In a positive spin on its enormous carbon emissions, Amazon said its carbon intensity – its carbon emissions divided by gross merchandise sales – decreased by 1.9 per cent.
According to the firm, 2021 is the third year in a row that its carbon intensity decreased, and continued decreases in carbon intensity can lead to lower absolute emissions.
In its quest to become carbon neutral by 2040, Amazon will build more sustainable buildings, use more zero-emission vehicles and decarbonise its supply chain, as well as power all operations with fully renewable energy in just two years’ time.
Last year, it reached the milestone of using 85 per cent of renewable energy.
Amazon’s sprawling business covers fulfillment centres, delivery vehicles, technology devices, grocery stores, cloud services, data centres and more
Amazon is constantly expanding its zero-emission transportation options such as electric delivery vans, cargo bikes and on-foot deliveries.
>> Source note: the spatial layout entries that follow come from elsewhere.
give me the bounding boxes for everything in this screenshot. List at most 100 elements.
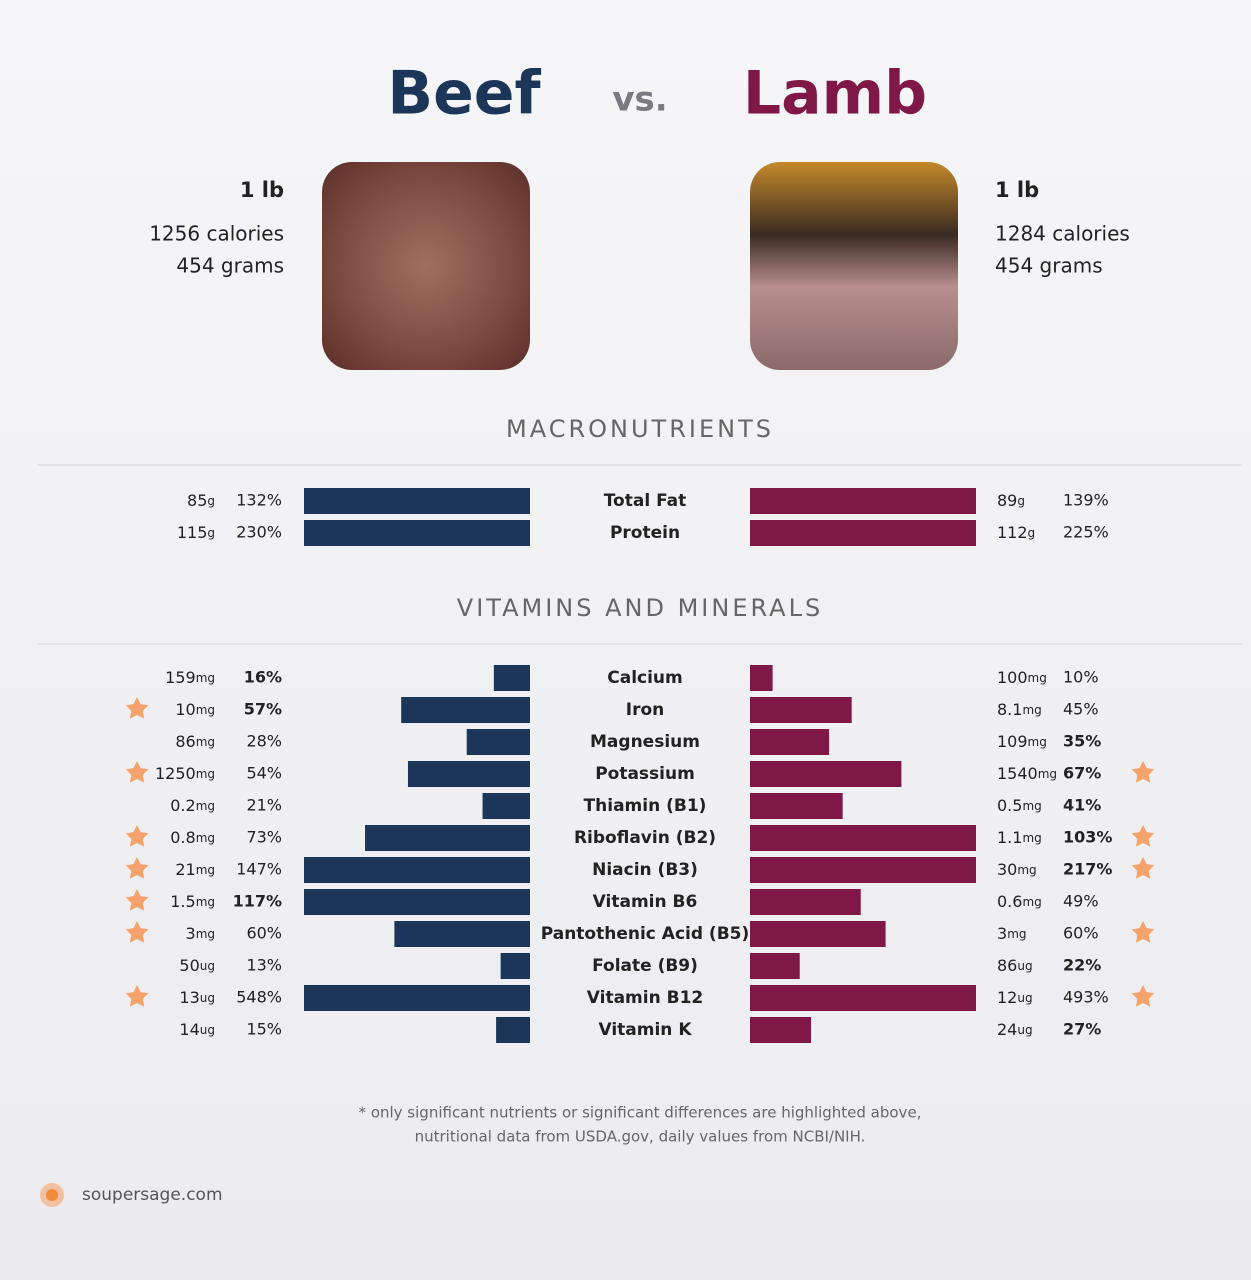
percent: 493% xyxy=(1063,988,1109,1007)
amount-unit: ug xyxy=(200,1023,215,1037)
amount: 0.6mg xyxy=(997,892,1042,911)
percent: 41% xyxy=(1063,796,1101,815)
footnote: nutritional data from USDA.gov, daily va… xyxy=(415,1128,866,1146)
section-title: MACRONUTRIENTS xyxy=(506,415,774,443)
amount: 0.2mg xyxy=(170,796,215,815)
bar xyxy=(750,953,800,979)
amount-value: 14 xyxy=(179,1020,199,1039)
nutrient-name: Riboflavin (B2) xyxy=(574,828,716,848)
star xyxy=(1131,761,1155,783)
amount-unit: ug xyxy=(1017,1023,1032,1037)
percent: 103% xyxy=(1063,828,1112,847)
amount: 1.1mg xyxy=(997,828,1042,847)
amount-value: 86 xyxy=(997,956,1017,975)
amount: 3mg xyxy=(186,924,216,943)
bar xyxy=(750,665,773,691)
bar xyxy=(365,825,530,851)
bar xyxy=(750,793,843,819)
amount-value: 100 xyxy=(997,668,1028,687)
bar xyxy=(750,697,852,723)
amount-value: 24 xyxy=(997,1020,1017,1039)
bar xyxy=(750,985,976,1011)
star xyxy=(125,985,149,1007)
star xyxy=(125,697,149,719)
amount-value: 12 xyxy=(997,988,1017,1007)
amount: 89g xyxy=(997,491,1025,510)
bar xyxy=(750,889,861,915)
amount: 1.5mg xyxy=(170,892,215,911)
amount: 109mg xyxy=(997,732,1047,751)
amount: 85g xyxy=(187,491,215,510)
bar xyxy=(493,665,530,691)
amount: 13ug xyxy=(179,988,215,1007)
bar xyxy=(750,520,976,546)
percent: 54% xyxy=(246,764,282,783)
amount-unit: g xyxy=(1017,494,1025,508)
amount: 159mg xyxy=(165,668,215,687)
footnote: * only significant nutrients or signific… xyxy=(359,1104,922,1122)
percent: 60% xyxy=(1063,924,1099,943)
star xyxy=(1131,825,1155,847)
nutrient-name: Magnesium xyxy=(590,732,700,752)
amount-unit: mg xyxy=(196,895,215,909)
calories: 1284 calories xyxy=(995,222,1130,246)
nutrient-name: Folate (B9) xyxy=(592,956,698,976)
nutrient-name: Vitamin B12 xyxy=(587,988,703,1008)
nutrient-name: Thiamin (B1) xyxy=(584,796,707,816)
amount-unit: ug xyxy=(200,959,215,973)
bar xyxy=(304,488,530,514)
percent: 35% xyxy=(1063,732,1101,751)
percent: 15% xyxy=(246,1020,282,1039)
title-vs: vs. xyxy=(612,80,667,120)
bar xyxy=(750,761,902,787)
amount-unit: g xyxy=(1028,526,1036,540)
amount: 21mg xyxy=(175,860,215,879)
percent: 28% xyxy=(246,732,282,751)
amount-unit: mg xyxy=(196,767,215,781)
amount-unit: g xyxy=(207,494,215,508)
serving: 1 lb xyxy=(995,178,1039,202)
amount-value: 1.1 xyxy=(997,828,1022,847)
amount-unit: g xyxy=(207,526,215,540)
logo xyxy=(46,1189,58,1201)
amount-value: 30 xyxy=(997,860,1017,879)
star xyxy=(125,889,149,911)
amount-value: 21 xyxy=(175,860,195,879)
amount-value: 50 xyxy=(179,956,199,975)
amount-unit: ug xyxy=(200,991,215,1005)
amount-value: 0.5 xyxy=(997,796,1022,815)
bar xyxy=(466,729,530,755)
title-right: Lamb xyxy=(743,59,927,129)
percent: 10% xyxy=(1063,668,1099,687)
section-title: VITAMINS AND MINERALS xyxy=(457,594,823,622)
amount-value: 3 xyxy=(997,924,1007,943)
amount-unit: mg xyxy=(196,799,215,813)
amount-unit: mg xyxy=(1028,735,1047,749)
bar xyxy=(304,520,530,546)
nutrient-name: Calcium xyxy=(607,668,683,688)
nutrient-name: Pantothenic Acid (B5) xyxy=(541,924,750,944)
percent: 13% xyxy=(246,956,282,975)
star xyxy=(125,921,149,943)
percent: 60% xyxy=(246,924,282,943)
serving: 1 lb xyxy=(240,178,284,202)
amount: 12ug xyxy=(997,988,1033,1007)
amount-value: 13 xyxy=(179,988,199,1007)
star xyxy=(1131,921,1155,943)
bar xyxy=(407,761,530,787)
amount-unit: mg xyxy=(1022,895,1041,909)
nutrient-name: Vitamin K xyxy=(598,1020,692,1040)
brand: soupersage.com xyxy=(82,1185,223,1205)
percent: 230% xyxy=(236,523,282,542)
amount: 50ug xyxy=(179,956,215,975)
bar xyxy=(401,697,530,723)
percent: 147% xyxy=(236,860,282,879)
star xyxy=(125,857,149,879)
amount-value: 0.6 xyxy=(997,892,1022,911)
amount-unit: mg xyxy=(196,927,215,941)
amount-value: 1250 xyxy=(155,764,196,783)
percent: 21% xyxy=(246,796,282,815)
amount: 86mg xyxy=(175,732,215,751)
Last year, more than 100 million packages were delivered to its customers’ doorsteps globally using zero-emission vehicles.
In 2019, Amazon co-founded The Climate Pledge and made a commitment to achieve net-zero carbon by 2040, which is 10 years ahead of the Paris Agreement.
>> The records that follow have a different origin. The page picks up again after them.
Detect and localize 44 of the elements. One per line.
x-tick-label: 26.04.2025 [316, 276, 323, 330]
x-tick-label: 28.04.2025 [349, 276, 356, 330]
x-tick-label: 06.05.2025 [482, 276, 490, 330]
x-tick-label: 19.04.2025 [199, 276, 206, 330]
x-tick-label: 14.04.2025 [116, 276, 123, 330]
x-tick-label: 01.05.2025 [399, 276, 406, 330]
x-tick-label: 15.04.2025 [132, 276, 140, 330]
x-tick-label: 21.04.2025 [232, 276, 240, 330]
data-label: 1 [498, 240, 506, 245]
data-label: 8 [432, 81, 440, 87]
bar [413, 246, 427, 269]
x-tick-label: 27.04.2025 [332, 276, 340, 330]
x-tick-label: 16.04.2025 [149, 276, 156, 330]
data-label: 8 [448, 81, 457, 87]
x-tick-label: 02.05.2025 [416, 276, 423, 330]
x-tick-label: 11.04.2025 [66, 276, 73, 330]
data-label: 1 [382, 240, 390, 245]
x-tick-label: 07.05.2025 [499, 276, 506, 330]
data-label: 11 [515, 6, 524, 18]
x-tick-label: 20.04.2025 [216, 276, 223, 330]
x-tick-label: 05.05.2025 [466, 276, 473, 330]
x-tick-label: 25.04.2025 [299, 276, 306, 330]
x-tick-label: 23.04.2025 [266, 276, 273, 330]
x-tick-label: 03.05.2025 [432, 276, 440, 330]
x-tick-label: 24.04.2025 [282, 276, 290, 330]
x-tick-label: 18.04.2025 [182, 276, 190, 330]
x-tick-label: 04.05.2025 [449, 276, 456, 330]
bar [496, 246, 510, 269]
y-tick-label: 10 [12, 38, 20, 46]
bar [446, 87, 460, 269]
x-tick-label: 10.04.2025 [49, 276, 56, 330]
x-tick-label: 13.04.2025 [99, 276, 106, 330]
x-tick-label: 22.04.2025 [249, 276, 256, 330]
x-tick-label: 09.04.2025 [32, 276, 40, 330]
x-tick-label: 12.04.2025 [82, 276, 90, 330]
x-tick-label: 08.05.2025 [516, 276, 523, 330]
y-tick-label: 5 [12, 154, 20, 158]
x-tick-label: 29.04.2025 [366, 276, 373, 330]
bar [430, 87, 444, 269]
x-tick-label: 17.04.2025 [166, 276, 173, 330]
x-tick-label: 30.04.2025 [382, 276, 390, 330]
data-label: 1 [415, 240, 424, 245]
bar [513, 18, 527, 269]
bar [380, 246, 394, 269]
This means any of its carbon emissions would be balanced by schemes to offset an equivalent amount of greenhouse gases from the atmosphere.
There are now more than 300 businesses and organisations that have signed The Climate Pledge, also committing themselves to net-zero by 2040, including Sainsbury’s, Virgin Media O2, Salesforce, HP, Logitech and Avivia.
AMAZON POSTS SECOND QUARTER LOSS OF $2.03 BILLION BUT REVENUE TOPS ESTIMATES
Amazon reported its second-consecutive quarterly loss at the end of July, but its revenue topped Wall Street expectations, sending its stock sharply higher.
The Seattle-based e-commerce giant also said it is making progress in controlling some of the excess costs from its massive expansion during the COVID-19 pandemic.
Amazon lost $2.03 billion, or 20 cents per share, in the three-month period ended June 30, driven by a $3.9 billion write-down of the value of its stock investment in electric vehicle start-up Rivian Automotive.
That compared to a profit of $7.78 billion a year ago. It posted a loss of $3.84 billion in this year’s first quarter, its first quarterly loss since 2015, which was also marked by a large Rivian write-down. Analysts had been expecting a 12-cent profit in the latest quarter, according to FactSet.
But Wall Street was cheered by Amazon’s $121.2 billion in revenue, topping expectations of $119 billion. The results came as the company attempts to navigate shifting consumer demand and higher costs, while curtailing the glut of warehouses it acquired during the Covid-19 pandemic.
Shares in Amazon.com Inc. rose almost 14% in after-hours trading.